Rick linked, here, to an argument by Mr. Clegg and Mr. von Spakovsky about the proper construction of section 2 of the Voting Rights Act. The argument is predicated on the notion that it’s constitutionally questionable to construe section 2 to exact liability upon statistical evidence of disparate impact alone. They ask the courts to steer clear of this purported danger zone, and counsel for a much narrower interpretation of section 2.
But the statute only needs extra steering if there’s actually a danger. The image of section 2 as predicated on effects alone is yet another bad caricature of what the Voting Rights Act does. (I’ve been working on a sequel to that linked paper. There are plenty of assumptions about what section 2 does and doesn’t do that aren’t based on the actual statute.)

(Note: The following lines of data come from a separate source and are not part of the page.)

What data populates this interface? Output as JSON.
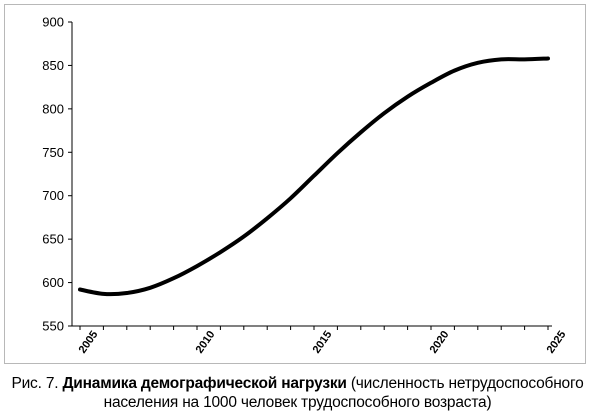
{
  "chart_data": {
    "type": "line",
    "x": [
      2005,
      2006,
      2007,
      2008,
      2009,
      2010,
      2011,
      2012,
      2013,
      2014,
      2015,
      2016,
      2017,
      2018,
      2019,
      2020,
      2021,
      2022,
      2023,
      2024,
      2025
    ],
    "series": [
      {
        "values": [
          592,
          587,
          588,
          594,
          605,
          619,
          635,
          653,
          674,
          697,
          723,
          749,
          773,
          795,
          814,
          830,
          844,
          853,
          857,
          857,
          858
        ]
      }
    ],
    "x_ticks": [
      "2005",
      "2010",
      "2015",
      "2020",
      "2025"
    ],
    "y_ticks": [
      "550",
      "600",
      "650",
      "700",
      "750",
      "800",
      "850",
      "900"
    ],
    "ylim": [
      550,
      900
    ],
    "xlim": [
      2005,
      2025
    ],
    "grid": false,
    "line_color": "#000000"
  },
  "caption": {
    "prefix": "Рис. 7. ",
    "title": "Динамика демографической нагрузки",
    "rest": " (численность нетрудоспособного населения на 1000 человек трудоспособного возраста)"
  }
}
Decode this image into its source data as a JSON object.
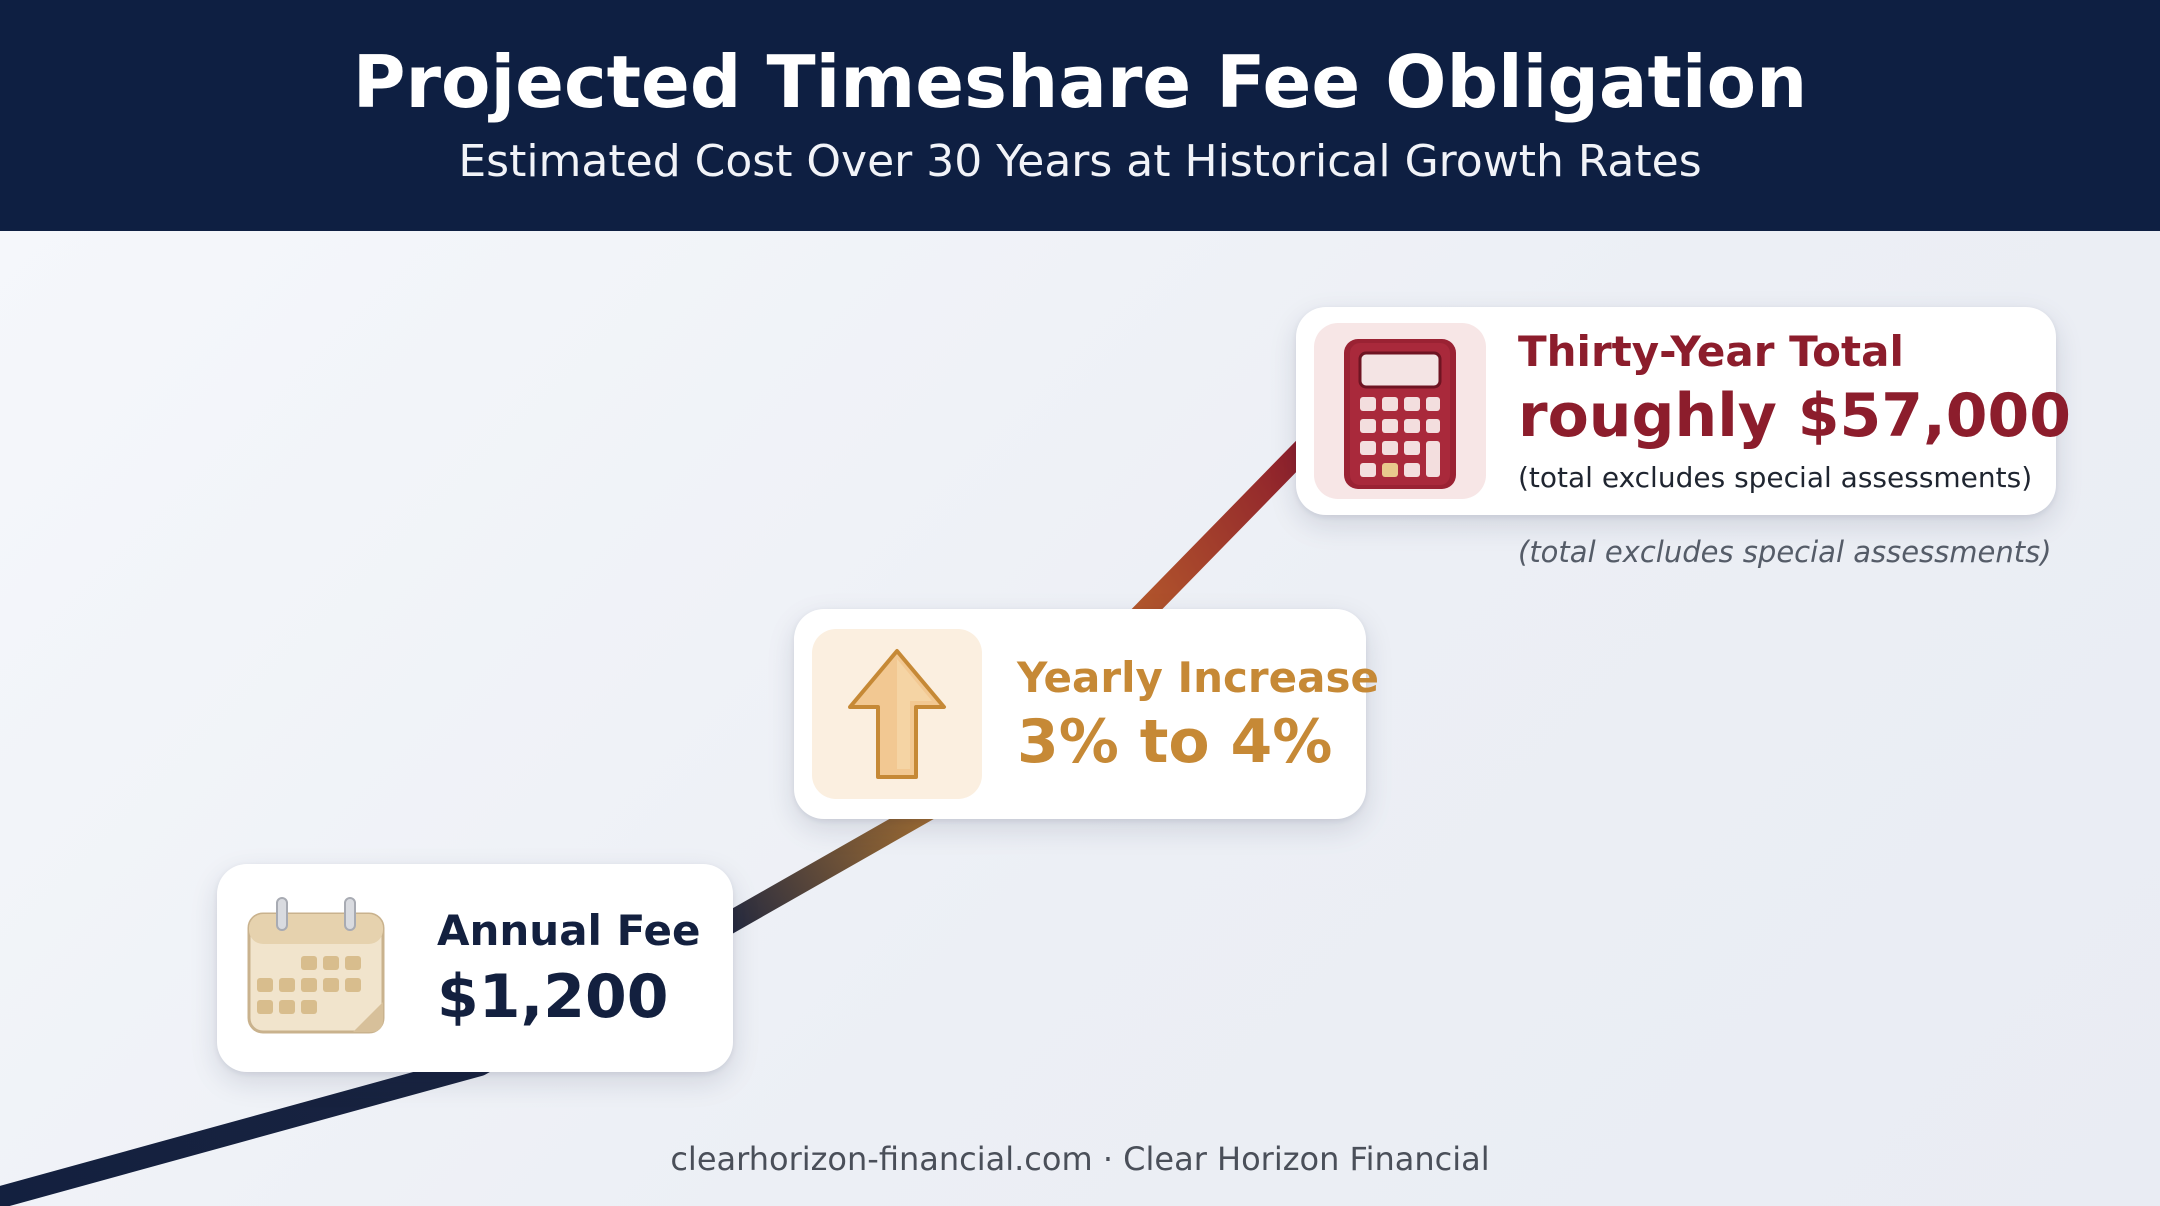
{
  "header": {
    "title": "Projected Timeshare Fee Obligation",
    "subtitle": "Estimated Cost Over 30 Years at Historical Growth Rates"
  },
  "steps": [
    {
      "label": "Annual Fee",
      "value": "$1,200",
      "icon": "calendar-icon",
      "color": "#13203f"
    },
    {
      "label": "Yearly Increase",
      "value": "3% to 4%",
      "icon": "up-arrow-icon",
      "color": "#c68936"
    },
    {
      "label": "Thirty-Year Total",
      "value": "roughly $57,000",
      "note": "(total excludes special assessments)",
      "icon": "calculator-icon",
      "color": "#8c1d2c"
    }
  ],
  "outside_note": "(total excludes special assessments)",
  "footer": "clearhorizon-financial.com · Clear Horizon Financial",
  "colors": {
    "header_bg": "#0e1f42",
    "line_start": "#13203f",
    "line_mid": "#d4892c",
    "line_end": "#8c1d2c"
  }
}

It’s true that section 2 is often called an “effects” or “results” test — as imprecise shorthand. But as Mr. Clegg and Mr. von Spakovsky mention, and as I’ve explained, that’s not what the text does. At least recently (and perhaps since the 1982 amendment), courts have demanded more than just purely disparate results. That is, “calling section 2’s test a ‘results test’ is something of a misnomer” — US v. Blaine County, 363 F.3d 897, 909 (9th Cir. 2004). And Mr. Clegg and Mr. von Spakovsky themselves cite a litany of cases holding that section 2 is not violated purely by a showing of disparate impact.
If the actual statute doesn’t create liability on disparate impact alone (with nothing more to add to the “totality of circumstances”), and if courts aren’t misconstruing the statute to do so, doesn’t that suggest that section 2 is already tailored to avoid the supposed constitutional difficulty?